My mother’s name was Barbara and her birthday 6th December is very close to Saint Barbara’s day on the 4th. It would be great to discover she arrived two days late but there is no one alive now to ask.

Small grains of magnetite are common in igneous rocks, formed from magma having cooled and solidified within the Earth’s crust, and also in metamorphic rock, formed when existing rock is transformed physically or chemically at extreme temperatures. 

These processes happen on other planets as well as Earth and so magnetite has also been found in meteorites.

Using a digital microscope to look at the structure of the chondrite meteorite NWA 16975 discovered in the Sahara in 2024 which displays numerous and obvious chondrules and flecks of nickel iron in a fine grained matrix.

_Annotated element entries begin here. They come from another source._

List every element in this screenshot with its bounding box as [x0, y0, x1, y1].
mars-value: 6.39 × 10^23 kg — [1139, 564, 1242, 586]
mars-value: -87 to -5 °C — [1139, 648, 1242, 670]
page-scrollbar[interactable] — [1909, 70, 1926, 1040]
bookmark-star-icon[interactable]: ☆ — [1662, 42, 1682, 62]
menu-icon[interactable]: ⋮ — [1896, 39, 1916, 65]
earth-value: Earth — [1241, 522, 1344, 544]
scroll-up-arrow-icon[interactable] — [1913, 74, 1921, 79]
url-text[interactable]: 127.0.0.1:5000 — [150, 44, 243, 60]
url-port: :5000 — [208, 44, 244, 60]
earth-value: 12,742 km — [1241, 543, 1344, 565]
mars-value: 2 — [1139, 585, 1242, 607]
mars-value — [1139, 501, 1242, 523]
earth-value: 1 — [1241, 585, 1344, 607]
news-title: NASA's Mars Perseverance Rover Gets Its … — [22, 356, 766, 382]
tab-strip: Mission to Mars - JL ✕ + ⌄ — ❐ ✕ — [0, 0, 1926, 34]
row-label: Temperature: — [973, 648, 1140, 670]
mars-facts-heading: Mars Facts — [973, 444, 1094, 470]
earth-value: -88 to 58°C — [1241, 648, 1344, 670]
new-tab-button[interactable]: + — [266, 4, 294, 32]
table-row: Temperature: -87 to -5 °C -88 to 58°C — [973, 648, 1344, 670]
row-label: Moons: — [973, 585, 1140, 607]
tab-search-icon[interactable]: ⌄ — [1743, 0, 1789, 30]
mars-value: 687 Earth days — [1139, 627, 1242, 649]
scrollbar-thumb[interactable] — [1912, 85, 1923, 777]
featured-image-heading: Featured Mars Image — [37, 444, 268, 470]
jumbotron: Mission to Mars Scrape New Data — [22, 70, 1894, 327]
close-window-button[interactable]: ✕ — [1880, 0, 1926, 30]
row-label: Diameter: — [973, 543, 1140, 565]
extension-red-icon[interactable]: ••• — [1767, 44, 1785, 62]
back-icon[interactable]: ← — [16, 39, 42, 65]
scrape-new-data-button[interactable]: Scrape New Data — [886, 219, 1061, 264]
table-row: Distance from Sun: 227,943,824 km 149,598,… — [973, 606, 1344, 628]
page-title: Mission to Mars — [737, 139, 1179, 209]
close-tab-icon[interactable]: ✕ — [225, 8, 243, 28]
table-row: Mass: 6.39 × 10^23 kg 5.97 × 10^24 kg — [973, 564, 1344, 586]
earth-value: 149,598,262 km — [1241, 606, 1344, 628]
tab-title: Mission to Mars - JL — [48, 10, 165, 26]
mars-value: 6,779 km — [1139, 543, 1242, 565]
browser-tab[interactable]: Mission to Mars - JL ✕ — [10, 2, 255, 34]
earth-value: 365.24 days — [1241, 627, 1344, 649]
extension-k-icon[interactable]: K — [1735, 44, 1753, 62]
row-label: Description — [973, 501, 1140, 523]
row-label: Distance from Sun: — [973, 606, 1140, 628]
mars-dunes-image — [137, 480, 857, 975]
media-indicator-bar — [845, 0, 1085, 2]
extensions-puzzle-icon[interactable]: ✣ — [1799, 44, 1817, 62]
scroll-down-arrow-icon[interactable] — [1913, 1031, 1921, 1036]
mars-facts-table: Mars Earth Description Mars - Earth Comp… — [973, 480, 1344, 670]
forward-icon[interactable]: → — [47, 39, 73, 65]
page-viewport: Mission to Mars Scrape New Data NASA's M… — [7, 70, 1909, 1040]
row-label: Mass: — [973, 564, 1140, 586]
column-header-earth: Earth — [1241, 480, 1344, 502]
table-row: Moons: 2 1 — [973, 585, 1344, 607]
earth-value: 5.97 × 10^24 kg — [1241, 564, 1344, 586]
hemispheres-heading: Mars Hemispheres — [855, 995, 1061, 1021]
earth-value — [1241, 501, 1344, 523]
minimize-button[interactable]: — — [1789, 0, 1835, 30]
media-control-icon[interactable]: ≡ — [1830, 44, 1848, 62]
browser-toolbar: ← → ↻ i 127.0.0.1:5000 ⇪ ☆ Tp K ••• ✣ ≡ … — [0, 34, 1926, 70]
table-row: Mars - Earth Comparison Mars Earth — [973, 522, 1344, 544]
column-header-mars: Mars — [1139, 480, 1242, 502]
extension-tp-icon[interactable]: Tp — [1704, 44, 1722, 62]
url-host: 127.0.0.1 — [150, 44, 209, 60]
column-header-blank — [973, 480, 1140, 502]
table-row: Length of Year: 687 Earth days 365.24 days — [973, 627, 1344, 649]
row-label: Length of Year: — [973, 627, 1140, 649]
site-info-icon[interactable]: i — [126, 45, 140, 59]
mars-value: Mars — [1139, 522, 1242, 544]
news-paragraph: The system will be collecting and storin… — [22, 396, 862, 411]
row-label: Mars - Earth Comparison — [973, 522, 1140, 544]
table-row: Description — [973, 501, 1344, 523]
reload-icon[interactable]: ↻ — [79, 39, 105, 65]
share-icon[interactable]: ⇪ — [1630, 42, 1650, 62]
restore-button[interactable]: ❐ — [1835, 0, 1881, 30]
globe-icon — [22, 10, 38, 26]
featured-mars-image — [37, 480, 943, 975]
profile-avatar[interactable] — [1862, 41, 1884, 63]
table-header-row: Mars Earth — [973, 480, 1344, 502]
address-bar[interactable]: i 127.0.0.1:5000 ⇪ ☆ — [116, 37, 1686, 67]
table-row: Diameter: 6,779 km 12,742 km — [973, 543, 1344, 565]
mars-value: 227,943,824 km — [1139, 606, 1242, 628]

Also the fragment I have from the Diogenite meteorite NWA 7831 found in Morocco in 2013.

Looking at wonderfully colourful geological maps of Greece to locate the ancient area of Magnesia – the region where magnetite was first discovered and where its name has derived from – known as “magnes lithos” (stone from Magnesia). Definitely want to plan a research trip to this beautiful region around Thessaloniki.

Exhibitions

Whatshesaid collective of artists present Terra Incognita at Thames-side Studios Gallery – charting and cataloguing the disregarded, the everyday, its surface textures, accumulations, sedimentations.

Joao Villas and Victoria Ahrens showing in Spectral Matters at APT Gallery An understated beautifully curated show whose work references the ephemeral materiality of sound, video, photography and print. The work overlaps and crosses over, both artists responding to the other’s practice. The images create matter, as spectral matter gives agency to the materiality of its own making, while haunting the space with its frequency- it vibrates. The exhibition explores memory, technology and the Anthropocene- and how the disappearing materiality of the world is captured through ephemeral means.